The problem, we think, is that gardeners don’t have enough control. We’ve got a hoe, some water, and a few seeds. There’s a limited amount of resources at our disposal, and we’re utterly dependent on external, uncontrollable, & often unpredictable factors that determine the outcome: sun, temperature, rainfall, soil conditions, etc. That’s unacceptable. We need more power. And in our efforts to make such conditions a reality, we’ll even arm-wrestle the Garden’s owner for the deed to His land & His stock shares.

The idol of control is an especially pernicious one, and so often it goes undetected—masked under the guise of good intent, work ethic, & goal-setting. If we can sufficiently manage, manipulate, & predict outcomes, then daily life in all of its multifaceted, dendritic messiness will be at our beck and call. If we can tame & schedule our days and hours into something a bit more wieldy, then the reins will be in our hands. But such a seemingly common-sense life philosophy has a dark underbelly, because it’s simply another attempt to make the words of the serpent into a reality: To be like gods.

It’s hard to believe we’re not actually at the center of the universe, and switching from a Ptolemaic to Copernican frame-of-reference is not so easily managed.

So, how do we pull it off? Or—perhaps a better question—CAN we pull it off?

Here’s where we need to go. Here are the words we must learn to confess to God in all sincerity. The question of HOW we get there remains to be seen, but the confession itself still provides a good starting point: “I have no hand in the arrangement of one single moment of my life; everything belongs to you.”(2)

Such a confession, however, need not simply amount to “Jesus take the wheel.” There is no comfort in naked sovereignty. A bully may be said to be “sovereign” over the elementary school playground, but that doesn’t bring much comfort nor does it promise security. We need something more than a God who is in control.

The only way one can find comfort in a God who holds past, present, & future in His hands is if that God is unconditionally, unequivocally FOR YOU. And in Christ Jesus, God has given us just that. Romans 8:31-32 (NIV): "What, then, shall we say in response to these things? If God is for us, who can be against us? He who did not spare his own Son, but gave him up for us all—how will he not also, along with him, graciously give us all things?"

Commenting on this passage, Karl Barth notes: “He, whom we can apprehend only as against us, stands there—for us.

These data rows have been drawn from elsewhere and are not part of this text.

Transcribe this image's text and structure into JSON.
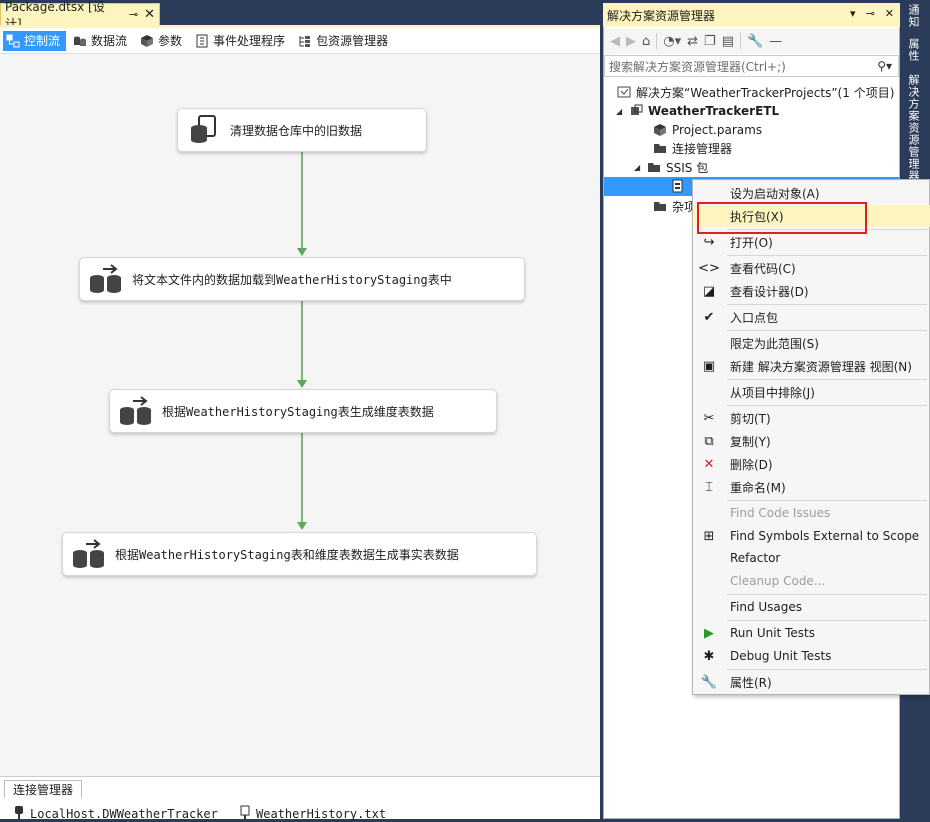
{
  "doc_tab": {
    "title": "Package.dtsx [设计]",
    "pin": "⊸",
    "close": "✕"
  },
  "designer_tabs": [
    {
      "label": "控制流",
      "icon": "control-flow-icon",
      "active": true
    },
    {
      "label": "数据流",
      "icon": "data-flow-icon",
      "active": false
    },
    {
      "label": "参数",
      "icon": "parameters-icon",
      "active": false
    },
    {
      "label": "事件处理程序",
      "icon": "event-handlers-icon",
      "active": false
    },
    {
      "label": "包资源管理器",
      "icon": "package-explorer-icon",
      "active": false
    }
  ],
  "tasks": [
    {
      "label": "清理数据仓库中的旧数据",
      "icon": "execute-sql-task-icon"
    },
    {
      "label": "将文本文件内的数据加载到WeatherHistoryStaging表中",
      "icon": "data-flow-task-icon"
    },
    {
      "label": "根据WeatherHistoryStaging表生成维度表数据",
      "icon": "data-flow-task-icon"
    },
    {
      "label": "根据WeatherHistoryStaging表和维度表数据生成事实表数据",
      "icon": "data-flow-task-icon"
    }
  ],
  "connection_manager": {
    "tab_label": "连接管理器",
    "items": [
      {
        "label": "LocalHost.DWWeatherTracker",
        "icon": "oledb-connection-icon"
      },
      {
        "label": "WeatherHistory.txt",
        "icon": "flat-file-connection-icon"
      }
    ]
  },
  "solution_explorer": {
    "title": "解决方案资源管理器",
    "title_buttons": [
      "▾",
      "⊸",
      "✕"
    ],
    "search_placeholder": "搜索解决方案资源管理器(Ctrl+;)",
    "search_icon": "search-icon",
    "tree": [
      {
        "label": "解决方案“WeatherTrackerProjects”(1 个项目)",
        "icon": "solution-icon"
      },
      {
        "label": "WeatherTrackerETL",
        "icon": "project-icon",
        "bold": true
      },
      {
        "label": "Project.params",
        "icon": "params-icon"
      },
      {
        "label": "连接管理器",
        "icon": "folder-icon"
      },
      {
        "label": "SSIS 包",
        "icon": "folder-icon"
      },
      {
        "label": "",
        "icon": "package-icon",
        "selected": true
      },
      {
        "label": "杂项",
        "icon": "folder-icon"
      }
    ]
  },
  "side_strip": [
    "通知",
    "属性",
    "解决方案资源管理器"
  ],
  "context_menu": {
    "items": [
      {
        "label": "设为启动对象(A)",
        "icon": ""
      },
      {
        "label": "执行包(X)",
        "icon": "",
        "highlighted": true
      },
      {
        "label": "打开(O)",
        "icon": "open-icon"
      },
      {
        "label": "查看代码(C)",
        "icon": "view-code-icon"
      },
      {
        "label": "查看设计器(D)",
        "icon": "view-designer-icon"
      },
      {
        "label": "入口点包",
        "icon": "checkmark-icon"
      },
      {
        "label": "限定为此范围(S)",
        "icon": ""
      },
      {
        "label": "新建 解决方案资源管理器 视图(N)",
        "icon": "new-view-icon"
      },
      {
        "label": "从项目中排除(J)",
        "icon": ""
      },
      {
        "label": "剪切(T)",
        "icon": "cut-icon"
      },
      {
        "label": "复制(Y)",
        "icon": "copy-icon"
      },
      {
        "label": "删除(D)",
        "icon": "delete-icon"
      },
      {
        "label": "重命名(M)",
        "icon": "rename-icon"
      },
      {
        "label": "Find Code Issues",
        "icon": "",
        "disabled": true
      },
      {
        "label": "Find Symbols External to Scope",
        "icon": "find-symbols-icon"
      },
      {
        "label": "Refactor",
        "icon": ""
      },
      {
        "label": "Cleanup Code...",
        "icon": "",
        "disabled": true
      },
      {
        "label": "Find Usages",
        "icon": ""
      },
      {
        "label": "Run Unit Tests",
        "icon": "run-tests-icon"
      },
      {
        "label": "Debug Unit Tests",
        "icon": "debug-tests-icon"
      },
      {
        "label": "属性(R)",
        "icon": "properties-icon"
      }
    ]
  },
  "colors": {
    "accent": "#3399ff",
    "highlight": "#fdf4bf",
    "flow_arrow": "#5aa85a",
    "delete_red": "#d42020",
    "annotation_red": "#e02020"
  }
}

That Christ has been delivered up, means—we must dare to say it, dare to storm the fortress which is impregnable—and already captured!—that God is for us, and we are by His side."(3)

When we survey the landscape of our lives—past, present, and future—the days and hours may look scary in all of their naked, unfiltered unknowability. But when we view them through the lens of the Cross—not the hidden but the revealed God who suffered and died and rose again for our forgiveness and justification, all motivated by His great love for us—things start to come into sharper focus. The contours resolve. The hills level. And comfort and security arrive. But this comfort and security is not sourced in a suburban, weed-cleared life, tidied up and neatly controlled. Instead, it is sourced in the unpredictable grace and mercy of a wild-hearted God whose forgiveness relentlessly pursues you so that you might be free.

He loves you. In fact, He loves you to death. And that means your future is as secure as the dawning of each new day.

So may we learn to unclench our fists—even just a little—resting in the secure embrace of the crucified One, who is always and ever for you and me, and who has the nail scars to prove it.

(1) Eugene Peterson, Under the Unpredictable Plant. Grand Rapids: Eerdmans, 1992, 7.

(2) Jean-Pierre de Causade, “Surrender is Everything” in Bread and Wine: Readings for Lent and Easter. New York: Plough, 2003, 28.

(3) Karl Barth, Epistle to the Romans, sixth ed. New York: Oxford University Press, 1968, 327.